The New York Police Department deliberately violated the civil right of tens of thousands of New Yorkers with its contentious stop-and-frisk policy, and an independent monitor is needed to oversee major changes, a federal judge ruled Monday in a stinging rebuke for what the mayor and police commissioner have defended as a life-saving, crime-fighting tool.
U.S. District Court Judge Shira Scheindlin said she was not putting an end to the policy, but rather was reforming it. She did not give specifics yet on how that would work but instead named an independent monitor who would develop an initial set of reforms to the policies, training, supervision, monitoring and discipline.

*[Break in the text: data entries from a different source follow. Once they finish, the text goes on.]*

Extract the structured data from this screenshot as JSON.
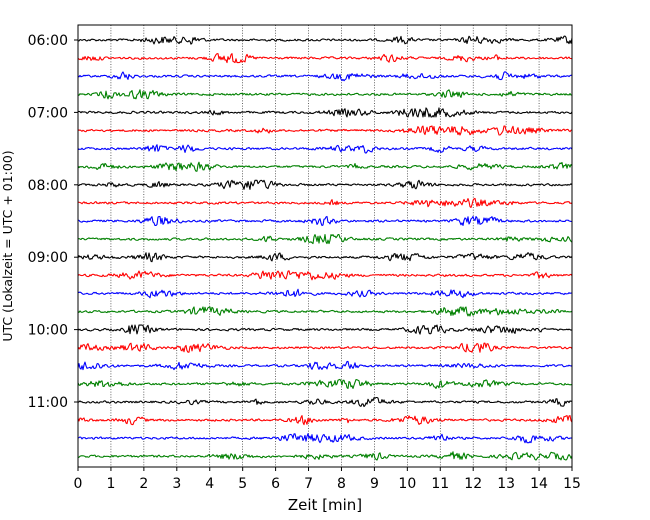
{
  "chart_data": {
    "type": "line",
    "title": "",
    "xlabel": "Zeit  [min]",
    "ylabel": "UTC (Lokalzeit = UTC + 01:00)",
    "xlim": [
      0,
      15
    ],
    "x_ticks": [
      "0",
      "1",
      "2",
      "3",
      "4",
      "5",
      "6",
      "7",
      "8",
      "9",
      "10",
      "11",
      "12",
      "13",
      "14",
      "15"
    ],
    "y_ticks": [
      "06:00",
      "07:00",
      "08:00",
      "09:00",
      "10:00",
      "11:00"
    ],
    "grid": "vertical dotted lines at each minute",
    "trace_colors": [
      "#000000",
      "#ff0000",
      "#0000ff",
      "#008000"
    ],
    "trace_start_times": [
      "06:00",
      "06:15",
      "06:30",
      "06:45",
      "07:00",
      "07:15",
      "07:30",
      "07:45",
      "08:00",
      "08:15",
      "08:30",
      "08:45",
      "09:00",
      "09:15",
      "09:30",
      "09:45",
      "10:00",
      "10:15",
      "10:30",
      "10:45",
      "11:00",
      "11:15",
      "11:30",
      "11:45"
    ],
    "trace_minutes_per_line": 15
  }
}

“The city’s highest officials have turned a blind eye to the evidence that officers are conducting stops in a racially discriminatory manner,” she wrote. “In their zeal to defend a policy that they believe to be effective, they have willfully ignored overwhelming proof that the policy of targeting “the right people” is racially discriminatory.”
Police brass received warnings since at least 1999 that officers were violating rights, she said. “Despite this notice, they deliberately maintained and even escalated policies and practices that predictably resulted in even more widespread Fourth Amendment violations,” she wrote in a lengthy opinion.

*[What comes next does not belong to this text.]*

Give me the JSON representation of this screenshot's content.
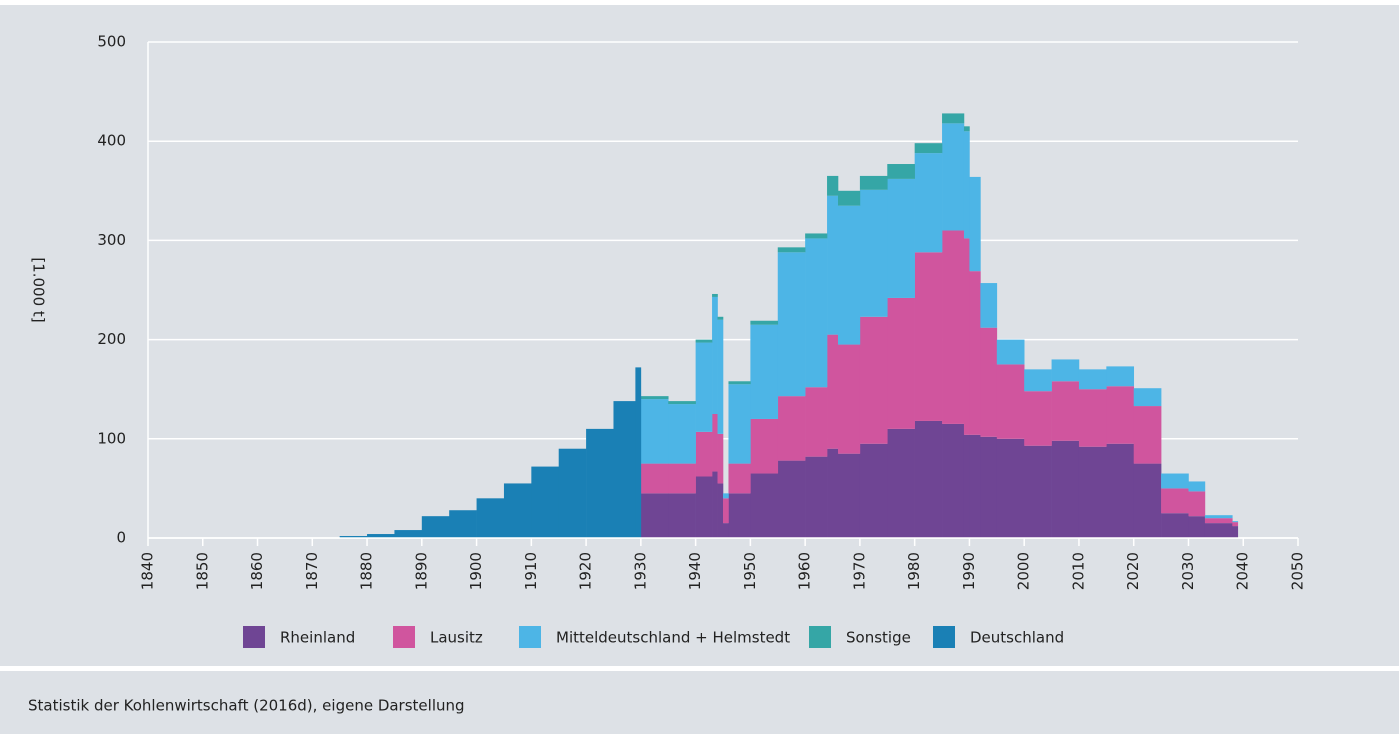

She also cited violations of the Fourth Amendment protection against unreasonable search and seizure.
“Far too many people in New York City have been deprived of this basic freedom far too often,” she said. “The NYPD’s practice of making stops that lack individualized reasonable suspicion has been so pervasive and persistent as to become not only a part of the NYPD’s standard operating procedure, but a fact of daily life in some New York City neighborhoods.”